I am also thankful for him, because he chose to associate with black people. History will always show that the first black president was a president who embraced black people. This was not a given and should not be taken for granted. His was the first White House that black Americans could visit and feel that they truly belonged. Barack Obama was the first president with whom I felt kinship, not because our skin was similarly colored but because we shared a culture. The President of the United States argued the merits of Drake and Kendrick Lamar the way I do, played pickup basketball with his friends the way I do, and professed his love to his partner with Al Green songs the way I do.
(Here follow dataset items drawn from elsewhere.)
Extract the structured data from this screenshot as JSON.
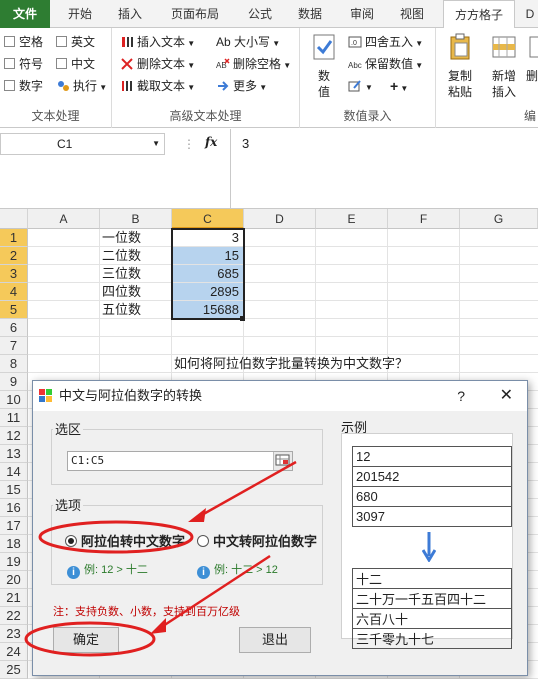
{
  "tabs": [
    "文件",
    "开始",
    "插入",
    "页面布局",
    "公式",
    "数据",
    "审阅",
    "视图",
    "方方格子",
    "D"
  ],
  "ribbon": {
    "text_group": {
      "items": [
        "空格",
        "英文",
        "符号",
        "中文",
        "数字",
        "执行"
      ],
      "label": "文本处理"
    },
    "adv_group": {
      "items": [
        "插入文本",
        "Ab 大小写",
        "删除文本",
        "删除空格",
        "截取文本",
        "更多"
      ],
      "label": "高级文本处理"
    },
    "num_group": {
      "big": "数值",
      "items": [
        "四舍五入",
        "保留数值"
      ],
      "label": "数值录入"
    },
    "edit_group": {
      "items": [
        "复制粘贴",
        "新增插入",
        "删"
      ],
      "label": "编"
    }
  },
  "formula_bar": {
    "name_box": "C1",
    "fx": "fx",
    "value": "3"
  },
  "grid": {
    "columns": [
      "A",
      "B",
      "C",
      "D",
      "E",
      "F",
      "G"
    ],
    "rows": [
      "1",
      "2",
      "3",
      "4",
      "5",
      "6",
      "7",
      "8",
      "9",
      "10",
      "11",
      "12",
      "13",
      "14",
      "15",
      "16",
      "17",
      "18",
      "19",
      "20",
      "21",
      "22",
      "23",
      "24",
      "25"
    ],
    "b_values": [
      "一位数",
      "二位数",
      "三位数",
      "四位数",
      "五位数"
    ],
    "c_values": [
      "3",
      "15",
      "685",
      "2895",
      "15688"
    ],
    "row8_title": "如何将阿拉伯数字批量转换为中文数字？"
  },
  "dialog": {
    "title": "中文与阿拉伯数字的转换",
    "help": "?",
    "close": "✕",
    "range_label": "选区",
    "range_value": "C1:C5",
    "option_label": "选项",
    "option1": "阿拉伯转中文数字",
    "option2": "中文转阿拉伯数字",
    "example1": "例: 12 > 十二",
    "example2": "例: 十二 > 12",
    "note": "注：支持负数、小数，支持到百万亿级",
    "ok": "确定",
    "exit": "退出",
    "example_label": "示例",
    "example_in": [
      "12",
      "201542",
      "680",
      "3097"
    ],
    "example_out": [
      "十二",
      "二十万一千五百四十二",
      "六百八十",
      "三千零九十七"
    ]
  },
  "colors": {
    "file_tab": "#2e7d32",
    "selection": "#b7d3ee",
    "header_sel": "#f5c95a",
    "annotation": "#e02020"
  }
}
Perhaps the simplest way to explain what it means to feel represented by him is to say that I saw myself in him.
The racist fiction of black inferiority has survived the existence of scores of exemplary black people, and it is not only non-black people who have proven susceptible to that toxic propaganda. It is near impossible to go through life hearing that people like you are less intelligent, less capable, and less deserving without that logic seeping into your consciousness. But for every day of my adult life, the leader of the free world has been a black man. It is not enough, then, to say that I saw myself in President Obama. Perhaps more importantly, I saw President Obama in me. Yhis has been the truest value of representation throughout his presidency: not to change the racist’s mind about me, but to change my mind about myself.
Representation alone cannot end black people’s suffering, but its power cannot be dismissed. I felt that power when I called out to President Obama from the crowd and he responded directly to me. I felt it again when he came down from the stage to greet the audience and shook my outstretched hand.
Most of all, I felt it in the moments just after he disappeared into the night. As I turned away from the stage, I saw the young man with the curly hair and bouncing shoulders. We hadn’t yet spoken to each other, but in that moment we knew each other as brothers born of shared experience. And so we hugged, in the way that black men often do: right hands clasped together and held tightly to our chests, left arms wrapped around each other’s shoulders, left hands balled into fists and pressed into each other’s backs. We hugged, two young men with kinky hair and skin that is so brown as to be considered black.
I said aloud, “We just saw the most powerful man in the world. And he was black.”
He replied, “I know. It’s crazy. We here.”